Mrs. Bevan testified her husband did not complain, utter any sound, or give any indication of having a heart attack. Apparently he just slumped against the door. Dr. Burch stated if the deceased was having congestive heart failure prior to the accident he would have experienced shortness of breath, a cough and perhaps pain. Further he testified that an acute infarction would be accompanied by pain. In his opinion, being upset because of an accident could cause angina pains but not a myocardial infarction and a trauma to any other part of the body except the heart muscle would likewise not precipitate a myocardial infarction. Based on the coroner's examination and report it was his expert opinion that the attack was sudden and apparently was an acute congestive heart failure.

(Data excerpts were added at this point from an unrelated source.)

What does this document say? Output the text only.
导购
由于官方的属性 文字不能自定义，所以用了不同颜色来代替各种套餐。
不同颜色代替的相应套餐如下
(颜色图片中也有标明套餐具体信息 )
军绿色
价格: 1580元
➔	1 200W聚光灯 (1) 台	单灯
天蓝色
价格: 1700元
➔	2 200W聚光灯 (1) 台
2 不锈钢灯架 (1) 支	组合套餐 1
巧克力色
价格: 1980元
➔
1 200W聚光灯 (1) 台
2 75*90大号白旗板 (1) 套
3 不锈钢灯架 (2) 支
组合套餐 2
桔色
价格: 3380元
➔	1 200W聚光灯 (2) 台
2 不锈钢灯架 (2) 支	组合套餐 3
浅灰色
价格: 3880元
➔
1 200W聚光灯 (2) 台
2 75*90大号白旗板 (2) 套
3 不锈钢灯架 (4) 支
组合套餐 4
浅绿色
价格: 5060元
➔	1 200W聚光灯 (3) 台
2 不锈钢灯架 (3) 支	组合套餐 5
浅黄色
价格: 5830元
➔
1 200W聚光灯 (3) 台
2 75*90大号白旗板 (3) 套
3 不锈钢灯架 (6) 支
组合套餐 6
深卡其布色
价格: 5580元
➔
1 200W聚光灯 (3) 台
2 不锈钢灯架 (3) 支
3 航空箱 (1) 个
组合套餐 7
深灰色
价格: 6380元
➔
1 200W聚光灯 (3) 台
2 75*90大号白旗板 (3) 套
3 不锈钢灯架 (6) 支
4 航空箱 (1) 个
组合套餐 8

While it is unfortunate that the non-negligent plaintiff sustains a loss, absent a finding of negligence it cannot be assessed against defendants.
For the reasons assigned, the judgment appealed from is reversed. All costs are to be borne by appellee.
REVERSED.
NOTES
[1] Erroneously designated as Aetna Life and Casualty Company by the pleadings.
[2] Reliance Insurance Company v. Dickens, 279 So. 2d 234 (La.App.2d Cir. 1973).
[3] Livaudais v. Black, 13 La.App. 345, 127 So. 129 (2d Cir. 1930).
[4] Gambino v. Lubel, 190 So. 2d 152 (La.App. 4th Cir. 1966).
[5] The checkup was on June 6, 1974 and the accident occurred on June 8, 1974.